Although he was linked to reformists towards the end of his life, Rafsanjani was involved in some of the most horrific crimes during his earlier career. He had involvement in one of the worst atrocities in the history of the country which saw around 30,000 political prisoners executed in 1988.
Rafsanjani was president of Iran from 1989-1997 and he also headed two of the regime’s most important organisations. One was the Assembly of Experts (a body of religious scholars who nominate the supreme leader) and the other was the Expediency Council (the body that advises the supreme leader).
In 2005 he ran for presidency again, but lost to “hardliner” Mahmoud Ahmadinejad.
During the past ten years he was often labelled a “moderate” and “pragmatist”. The “Rafsanjani-Rouhani bloc” supported reformers in the parliamentary elections last year. In May this year, Rouhani will run again for the presidency, so the loss of Rafsanjani who had significant influence will be a blow to the campaign.

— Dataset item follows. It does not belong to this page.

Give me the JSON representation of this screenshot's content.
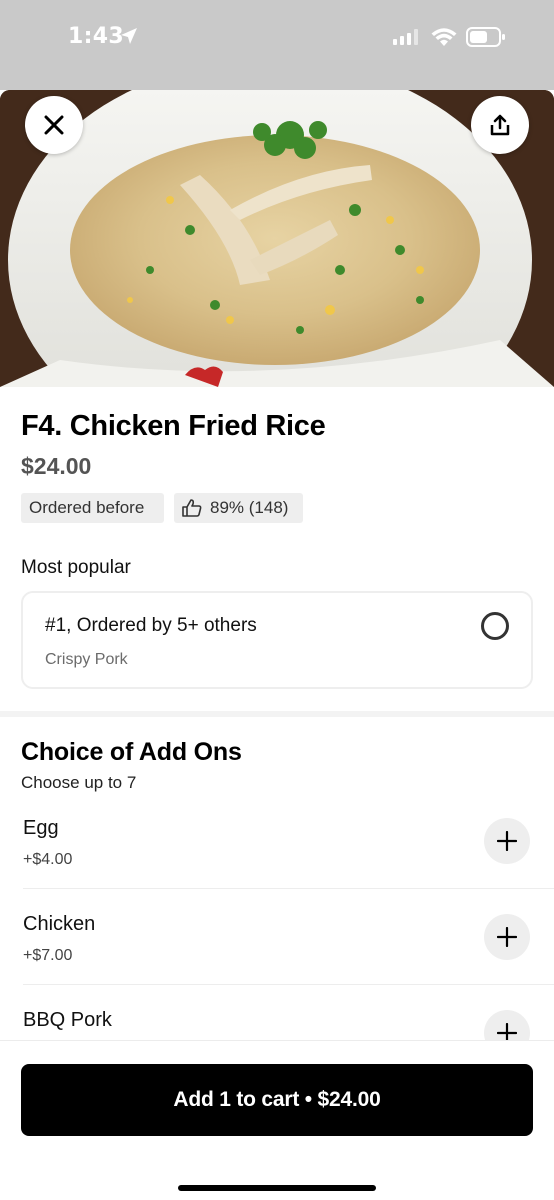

The NCRI (National Council of Resistance of Iran) see Rafsanjani’s death as the collapse of one pillar of the regime. President-elect of the NCRI Maryam Rajavi said: “Rafsanjani, who had always been the regime’s number two, acted as its balancing factor and played a decisive role in its preservation. Now, the regime will lose its internal and external equilibrium.”
Rajavi noted that Rafsanjani played a major part in the suppression of the Iranian people as well as the export of terrorism. He was also involved in the country’s quest for nuclear weapons.
Argentinian investigators also indicated that Rafsanjani was involved in the 1994 suicide truck bombing of the AMIA Jewish community centre in Buenos Aires. This was one of the most deadly terrorist attacks carried out by Iranians abroad – 85 people died. It is believe that Iran instructed Hezbollah – its Lebanese proxy – to carry out the attack.
It is also believed that Rafsanjani ordered the murders of prominent dissidents abroad during his time as president. This includes the killings of four Iranian-Kurdish dissidents in Berlin restaurant Mykonos in 1992.